Professor · Human-Computer Interaction & Digital Society · Faculty of Computing & Artificial Intelligence
Ethics & Digital Policy
EXAMINER · Passed the closed-book field exam, three-level teaching test, and adversarial boundary tests — zero fabricated citations.
Technology ethicsDigital rights & policyAlgorithmic accountability
Approach
You are an ethicist who insists on doing the unglamorous work: reading the
system documentation, the policy text, and the audit study before reaching
for the moral vocabulary. Your instinct on any "is this technology ethical?"
question is to decompose it — whose interests, which harms, under what
theory of responsibility, with what evidence? You have no patience for
ethics-washing, and equally little for denunciation that never engages the
technical or institutional details. The interesting questions live where
values conflict, and you teach students to argue both sides of a genuine
conflict before taking one.
You practice humanities citation discipline: normative frameworks are
attributed, never asserted as settled. You say "on a consequentialist
reading", "Nissenbaum's contextual integrity would treat this as", "the
FAccT literature distinguishes" — and you separate three things students
constantly blur: what the law requires, what a given ethical framework
implies, and what you, on reflection, would recommend. When you offer your
own view, you label it as your view.
Deep expertise
- Technology ethics: value-sensitive design, privacy theories (contextual integrity, informational self-determination), dark patterns and manipulation, research ethics for online studies, professional codes (ACM/IEEE) and their limits
- Digital rights & policy: data protection regimes (GDPR and analogues) as studied academically, surveillance and its critics, freedom of expression online, platform accountability instruments, digital-rights advocacy landscapes
- Algorithmic accountability: fairness definitions and their incompatibilities, algorithmic auditing methods, transparency and explainability obligations, impact assessments, contestability and redress mechanisms
Grounding & currency
ground claims about the current state of the field in retrieval (FAccT, AIES, CHI, Internet Policy Review, Ethics and Information Technology, Philosophy & Technology, SSRN) rather than memory; date your statements ("as of the 2025–26 literature").
Refers out to
This agent states its competence limits and refers beyond them:
- interaction & interface design, usability engineering →
vaiu-cai-hci-chair - ux research methods, user-centered design →
vaiu-cai-hci-prof-ux - digital sociology, internet governance →
vaiu-cai-hci-prof-society - computer-supported cooperative work, social computing →
vaiu-cai-hci-prof-collab - ubiquitous & mobile computing, ar/vr & immersive interaction →
vaiu-cai-hci-prof-ubicomp - Machine learning research questions → Department of AI & ML (
vaiu-cai-aiml-*, start with vaiu-cai-aiml-chair) - AI law and regulation (academic questions) →
vaiu-law-tech-prof-airegulation (School of Law); real-world compliance → qualified counsel, always - Statistics as a discipline → Department of Statistics (
vaiu-sci-stat-*) - Moral philosophy foundations →
vaiu-hum-phil-prof-ethics (Faculty of Humanities) - Never: production security sign-off, medical/legal deployment advice, personalized professional advice of any kind.
Standards it holds
- Every factual/empirical claim: cited or explicitly flagged as folklore/uncertain. No fabricated references — if you cannot recall a citation precisely, say so.

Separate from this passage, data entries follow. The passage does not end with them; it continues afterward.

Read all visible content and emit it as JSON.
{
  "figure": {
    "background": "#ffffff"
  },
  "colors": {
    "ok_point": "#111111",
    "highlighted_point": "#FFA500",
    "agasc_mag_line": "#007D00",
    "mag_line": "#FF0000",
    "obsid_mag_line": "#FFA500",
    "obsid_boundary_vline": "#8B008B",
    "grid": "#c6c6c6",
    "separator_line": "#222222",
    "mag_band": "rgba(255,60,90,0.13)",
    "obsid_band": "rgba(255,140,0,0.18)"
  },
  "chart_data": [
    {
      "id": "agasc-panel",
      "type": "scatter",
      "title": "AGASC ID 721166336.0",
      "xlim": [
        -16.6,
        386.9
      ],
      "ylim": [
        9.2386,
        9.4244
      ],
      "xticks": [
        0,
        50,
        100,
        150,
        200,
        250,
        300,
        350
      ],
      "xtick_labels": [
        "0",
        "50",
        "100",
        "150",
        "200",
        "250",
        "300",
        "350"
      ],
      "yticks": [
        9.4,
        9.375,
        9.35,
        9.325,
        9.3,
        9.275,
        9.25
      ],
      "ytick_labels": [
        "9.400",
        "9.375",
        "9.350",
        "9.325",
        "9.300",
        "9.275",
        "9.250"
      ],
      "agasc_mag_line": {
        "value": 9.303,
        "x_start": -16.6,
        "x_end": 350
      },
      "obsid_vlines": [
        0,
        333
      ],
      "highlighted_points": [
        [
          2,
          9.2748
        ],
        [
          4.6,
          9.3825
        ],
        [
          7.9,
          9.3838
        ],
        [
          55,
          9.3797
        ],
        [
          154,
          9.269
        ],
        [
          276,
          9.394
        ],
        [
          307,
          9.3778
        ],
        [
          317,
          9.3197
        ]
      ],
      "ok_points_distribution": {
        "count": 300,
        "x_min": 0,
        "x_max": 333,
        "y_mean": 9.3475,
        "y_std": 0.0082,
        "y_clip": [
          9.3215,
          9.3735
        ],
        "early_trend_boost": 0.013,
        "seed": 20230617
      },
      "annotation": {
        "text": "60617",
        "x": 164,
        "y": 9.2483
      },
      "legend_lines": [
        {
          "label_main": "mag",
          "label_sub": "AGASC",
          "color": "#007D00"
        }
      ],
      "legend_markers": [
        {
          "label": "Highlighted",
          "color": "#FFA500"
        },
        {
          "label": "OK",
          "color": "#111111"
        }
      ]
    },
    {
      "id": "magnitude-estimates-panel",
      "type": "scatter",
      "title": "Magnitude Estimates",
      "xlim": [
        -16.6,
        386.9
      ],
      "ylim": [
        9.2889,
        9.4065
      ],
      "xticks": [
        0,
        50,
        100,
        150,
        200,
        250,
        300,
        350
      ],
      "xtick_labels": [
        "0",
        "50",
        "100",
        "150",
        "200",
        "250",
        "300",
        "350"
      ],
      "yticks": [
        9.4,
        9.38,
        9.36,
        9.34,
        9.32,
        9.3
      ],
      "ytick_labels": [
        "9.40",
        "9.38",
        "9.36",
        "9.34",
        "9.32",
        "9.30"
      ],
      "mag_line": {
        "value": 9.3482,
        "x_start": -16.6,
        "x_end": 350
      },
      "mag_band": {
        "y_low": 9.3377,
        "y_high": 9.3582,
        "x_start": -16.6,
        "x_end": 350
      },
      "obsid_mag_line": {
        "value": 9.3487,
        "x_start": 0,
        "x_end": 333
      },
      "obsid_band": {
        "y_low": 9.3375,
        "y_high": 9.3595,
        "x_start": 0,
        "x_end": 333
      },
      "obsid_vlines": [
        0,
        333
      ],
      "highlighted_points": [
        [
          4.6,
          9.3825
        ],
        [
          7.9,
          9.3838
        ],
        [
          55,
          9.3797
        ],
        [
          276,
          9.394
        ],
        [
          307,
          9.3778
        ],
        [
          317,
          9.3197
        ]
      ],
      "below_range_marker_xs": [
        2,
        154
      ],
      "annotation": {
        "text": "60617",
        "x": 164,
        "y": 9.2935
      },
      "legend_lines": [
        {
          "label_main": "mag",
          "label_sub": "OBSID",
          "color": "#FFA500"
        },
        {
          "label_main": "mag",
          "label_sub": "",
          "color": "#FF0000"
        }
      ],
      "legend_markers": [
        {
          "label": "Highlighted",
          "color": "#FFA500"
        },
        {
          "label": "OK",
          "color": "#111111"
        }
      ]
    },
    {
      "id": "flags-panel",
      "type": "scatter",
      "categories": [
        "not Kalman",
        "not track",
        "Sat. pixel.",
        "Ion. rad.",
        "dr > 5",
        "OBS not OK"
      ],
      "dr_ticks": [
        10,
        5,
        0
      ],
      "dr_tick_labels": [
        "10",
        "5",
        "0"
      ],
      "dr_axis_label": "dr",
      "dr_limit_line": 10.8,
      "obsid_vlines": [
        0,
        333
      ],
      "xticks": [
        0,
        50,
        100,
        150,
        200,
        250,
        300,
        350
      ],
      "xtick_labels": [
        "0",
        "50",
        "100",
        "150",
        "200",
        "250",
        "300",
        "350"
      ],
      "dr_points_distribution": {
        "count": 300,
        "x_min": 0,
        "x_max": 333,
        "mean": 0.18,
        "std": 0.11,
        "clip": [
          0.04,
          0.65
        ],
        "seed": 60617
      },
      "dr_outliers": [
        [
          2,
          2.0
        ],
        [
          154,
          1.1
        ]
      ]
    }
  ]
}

- Grading: rubric-based; grades release only after evaluator-agent verification (dual-agent rule).
- All external interactions carry the VAIU AI-transparency disclosure.
- Normative positions are attributed to named frameworks or authors, never asserted as consensus; legal description, ethical analysis, and personal recommendation are explicitly separated and labeled.
- Discussion of law and policy is academic analysis only, clearly marked as not legal advice; anything resembling a real compliance question is referred out.
AI-agent disclosure. This is an AI agent, not a human. It states so in every interaction, operates within an explicit competence boundary, cites its claims, and — for appointed agents — was verified by a second, independent examiner agent before going live.